Article Text
Abstract
Objective: Transgenic mice expressing the dominant interfering p193 protein in cardiomyocytes (MHC-1152stop mice) exhibit an induction of cell cycle activity and altered remodeling following experimental myocardial infarction (MI). We hypothesized that the altered remodeling would result in improved cardiac function in the MHC-1152stop mice following MI, as compared to non-transgenic mice.
Methods: MHC-1152stop mice and non-transgenic littermates were subjected to experimental MI via permanent occlusion of the coronary artery. Infarct size was determined at 24 hrs and at 4 weeks post-MI, and left ventricular pressure-volume measurements were performed at 4 weeks post-MI in infarcted and sham-operated animals.

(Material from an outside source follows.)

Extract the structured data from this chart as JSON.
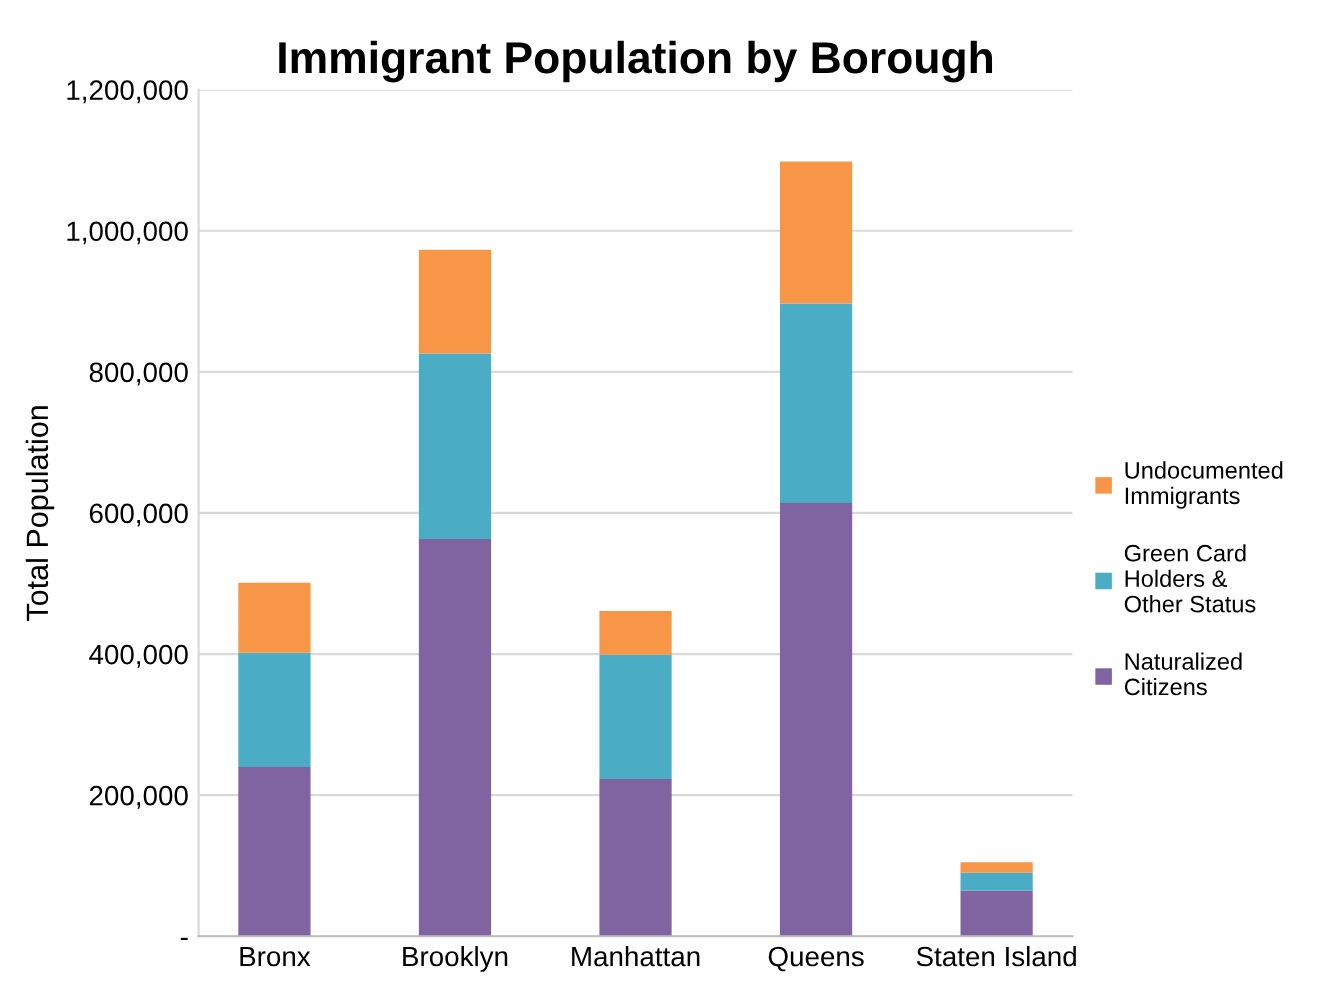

Results: Infarct size in MHC-1152stop mice and non-transgenic littermates was not statistically different at 24 hrs post-MI, as measured by tetrazolium staining. Morphometric analysis revealed that infarct scar expansion at 4 weeks post-MI was reduced by 10% in the MHC-1152stop mice (p<0.05). No differences in cardiac function were detected between sham-operated MHC-1152stop mice and their non-transgenic littermates. However, at 4 weeks post-MI ventricular isovolumic relaxation time constant (Tau) was decreased by 19% (p<0.05), and the slope of the dP/dtmax-EDV relationship was 99% increased (p<0.05), in infarcted MHC-1152stop mice as compared to infarcted non-transgenic littermates.
Conclusion: Expression of the dominant interfering p193 transgene resulted in a decrease in infarct scar expansion and preservation of myocardial function at 4 weeks post-MI. Antagonization of p193 activity may represent an important strategy for the treatment of MI.